“Estoy bolviendo de Rosario»: el error de ortografía en un mensaje de WhatsApp que destapó el crimen de un arquitecto

Cuando su hermana leyó el mensaje de WhatsApp, supo de inmediato que no había sido enviado por Rodolfo Augusto Bassi, de 61 años. Fue el detalle del error ortográfico lo que encendió las alarmas: «Hola, estoy bolviendo de Rosario, Moni. Nos hablamos». A partir de allí, comenzó una búsqueda desesperada que terminó con un hallazgo estremecedor. El arquitecto fue encontrado en uno de sus departamentos, atado a una silla, con múltiples cortes en el cuerpo y una herida mortal en la cabeza.

“Estoy bolviendo de Rosario»: el error de ortografía en un mensaje de WhatsApp que destapó el crimen de un arquitecto

Bassi, quien había tenido una casa de decoración en Paraná, Entre Ríos, y se dedicaba a remodelar departamentos para alquiler, desapareció el 1º de septiembre después de conversar con una pareja hasta las 16 horas. Más tarde, dejó de responder y nadie supo de él. Su hermano Gustavo, propietario de un corralón de materiales, también colaboró con la policía en la búsqueda en distintas obras donde trabajaba Rodolfo.

Tras recibir el mensaje con la palabra mal escrita, su familia formalizó la denuncia y la policía inició la investigación. Según fuentes consultadas por Clarín, inicialmente existía una hipótesis que apuntaba a un albañil, pero sin identificar quién podría ser. Durante el operativo se revisaron cámaras de seguridad y se interrogó a obreros y allegados a la víctima.

Finalmente, la policía halló a Bassi en un departamento del complejo habitacional en el barrio Paraná XIV, donde ingresaron acompañados por dos hermanas y dos cuñados del arquitecto. La escena fue de total horror: además de las ataduras y las heridas, encontraron restos de un cuchillo tipo Tramontina y una maza que podría haber sido el arma homicida. La autopsia preliminar confirmó signos de tortura y una fractura de cráneo causada por un objeto contundente.

Las pesquisas avanzaron rápidamente. Carlos Gastón Aguilar, de 48 años, llegó a una entrevista con la policía en un vehículo que fue identificado como el mismo modelo del registrado en las cámaras cerca del lugar del crimen. Aunque Aguilar negó haber estado en el departamento, admitió compartir el auto con otra persona, con quien trabajaba para una aplicación. Esa persona ubicó a Aguilar junto a «Claudio» en la escena del crimen.

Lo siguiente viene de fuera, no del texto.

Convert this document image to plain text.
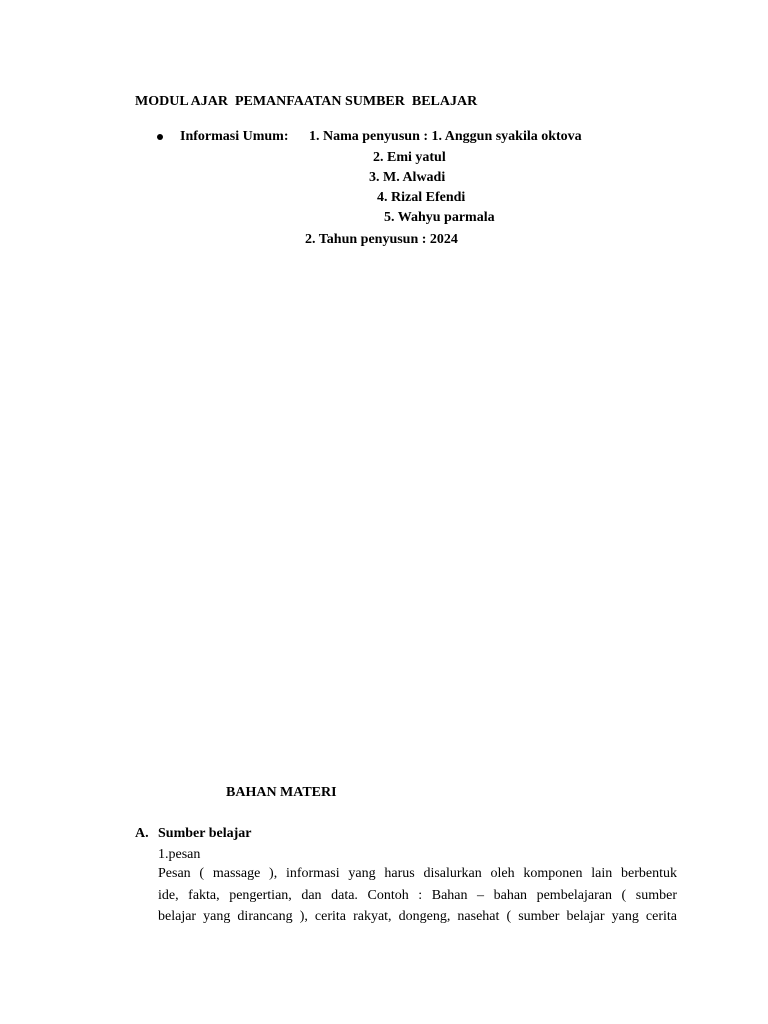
MODUL AJAR  PEMANFAATAN SUMBER  BELAJAR
Informasi Umum: 1. Nama penyusun : 1. Anggun syakila oktova
2. Emi yatul
3. M. Alwadi
4. Rizal Efendi
5. Wahyu parmala
2. Tahun penyusun : 2024
BAHAN MATERI
A. Sumber belajar
1.pesan
Pesan ( massage ), informasi yang harus disalurkan oleh komponen lain berbentuk
ide, fakta, pengertian, dan data. Contoh : Bahan – bahan pembelajaran ( sumber
belajar yang dirancang ), cerita rakyat, dongeng, nasehat ( sumber belajar yang cerita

Horas más tarde fue detenido Claudio Ramón Inofre, de 52 años, interceptado en un control provincial cuando viajaba en un micro hacia Misiones, en cuyo poder se encontraron un teléfono celular y documentación perteneciente a la víctima. Ambos fueron imputados por el fiscal Juan Manuel Pereyra y, tras negarse a declarar, fueron sometidos a prisión preventiva. El juez Jorge Sueldo dispuso un encierro de 60 días y ambos fueron trasladados a la Unidad Penal N° 1 de Paraná.

El móvil del crimen aún no está esclarecido. Si bien les robaron dinero y pertenencias, los investigadores sospechan que buscaban algo más. Aguilar e Inofre no registraban antecedentes penales, lo que llamó la atención. Se conoció que Aguilar realizaba tareas de mantenimiento en las propiedades donde Bassi ocasionalmente le permitía vivir.

Según la acusación fiscal, el ataque ocurrió entre las 17 y las 20 horas, cuando ambos acusados, aprovechando la relación de confianza que tenían con la víctima, lo redujeron mediante golpes y lo maniataron con un alambre. Le prodigaron cortes superficiales siguiendo un plan delictivo acordado entre ellos. Posteriormente, Inofre se trasladó a la casa de Bassi en la calle Dupuy para robar objetos de valor y regreso con el casco del arquitecto, mientras Aguilar vigilaba la escena.

Finalmente, ambos agredieron violentamente a Bassi, propinándole tres golpes mortales en la cabeza que le causaron una hemorragia cerebral y la fractura de cráneo que le provocaron la muerte. Luego huyeron con los elementos sustraídos y la motocicleta de la víctima. El fiscal sostiene que se trata de un homicidio agravado y robo calificado en concurso real.

Quienes conocían a Bassi lo describen como un «bohemio» y una «buena persona» siempre dispuesta a ayudar. Apasionado por el dibujo, solía hacer viajes en 4×4 y participar en salidas con otros artistas para realizar croquis con la técnica «scratch art». Tenía una hija de 26 años, Micaela, a quien acompañaba en la práctica de vela ligera en embarcaciones tipo Optimist.